1. ActiveComply User Guide

Social Media Vendor Selection Process

Working with third parties to provide social media marketing or supervision services can greatly lessen the burden of your marketing or compliance departments, but it can also expose your company to substantial risk.

To mitigate this risk, your firm should develop a risk management process for selecting and managing third-party relationships in connection with social media.

Selection Process

A financial institution should regularly monitor the information it, or a third-party provider on its behalf, places on social media sites.

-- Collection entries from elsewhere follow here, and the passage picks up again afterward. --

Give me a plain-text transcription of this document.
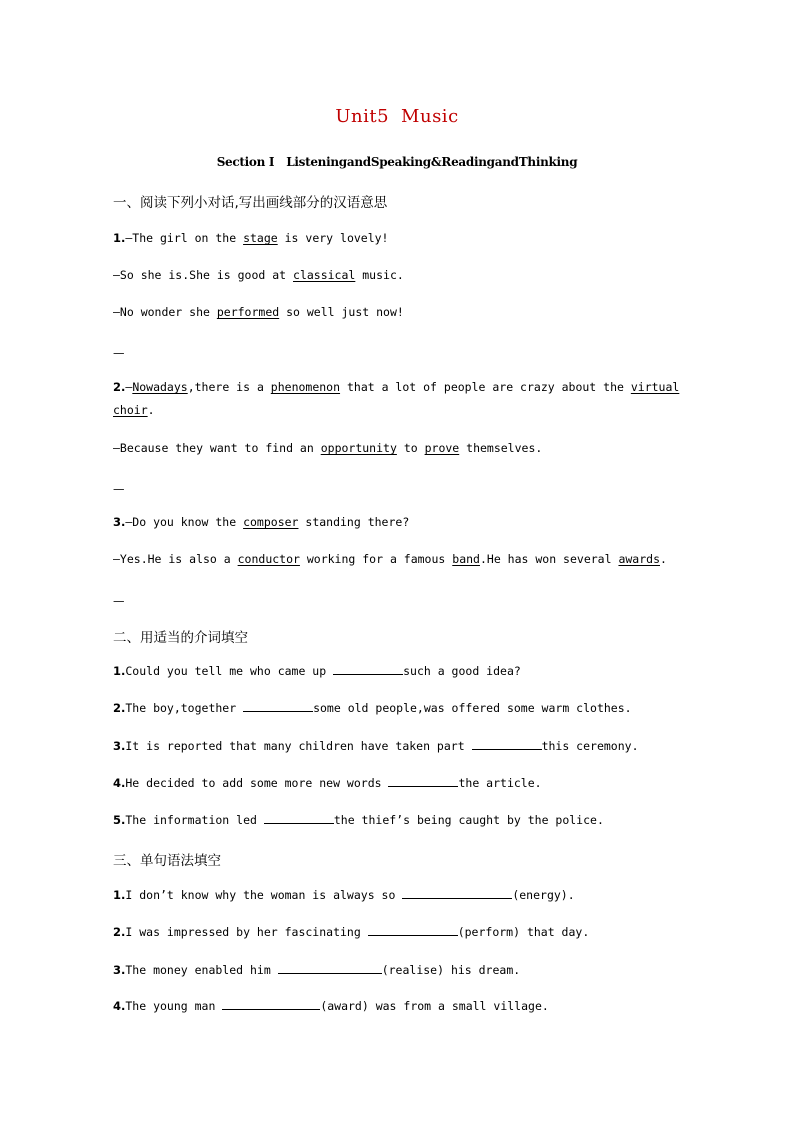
Unit5 Music
Section Ⅰ ListeningandSpeaking&ReadingandThinking
一、阅读下列小对话,写出画线部分的汉语意思
1.—The girl on the stage is very lovely!
—So she is.She is good at classical music.
—No wonder she performed so well just now!
—
2.—Nowadays,there is a phenomenon that a lot of people are crazy about the virtual choir.
—Because they want to find an opportunity to prove themselves.
—
3.—Do you know the composer standing there?
—Yes.He is also a conductor working for a famous band.He has won several awards.
—
二、用适当的介词填空
1.Could you tell me who came up	such a good idea?
2.The boy,together	some old people,was offered some warm clothes.
3.It is reported that many children have taken part	this ceremony.
4.He decided to add some more new words	the article.
5.The information led	the thief’s being caught by the police.
三、单句语法填空
1.I don’t know why the woman is always so	(energy).
2.I was impressed by her fascinating	(perform) that day.
3.The money enabled him	(realise) his dream.
4.The young man	(award) was from a small village.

This monitoring is the direct responsibility of the financial institution, as part of a sound compliance management system, even when such functions may be delegated to third parties. Your company should conduct an evaluation or prospective providers and perform due diligence appropriate to the risks posed by the prospective service provider prior to engaging. This evaluation should include:

  • A review of the provider’s reputation in the marketplace (reviews)
  • Having the provider complete a questionnaire disclosing any legal or regulatory issues it may currently or previously had
  • A copy of the provider’s consumer information retention and privacy policies

Third-Party Management

To manage third-party providers, create a third-party management program to stem from your selection process. Use your selection evaluation materials as the base criteria for reaffirming that the provider is still a business in good standing. After evaluating the provider as a business, carefully look at the content or supervision services they are providing to determine if they are meeting your company’s social media policy and procedures. This evaluation is typically done once a year but is performed more frequently during the first year of using the services.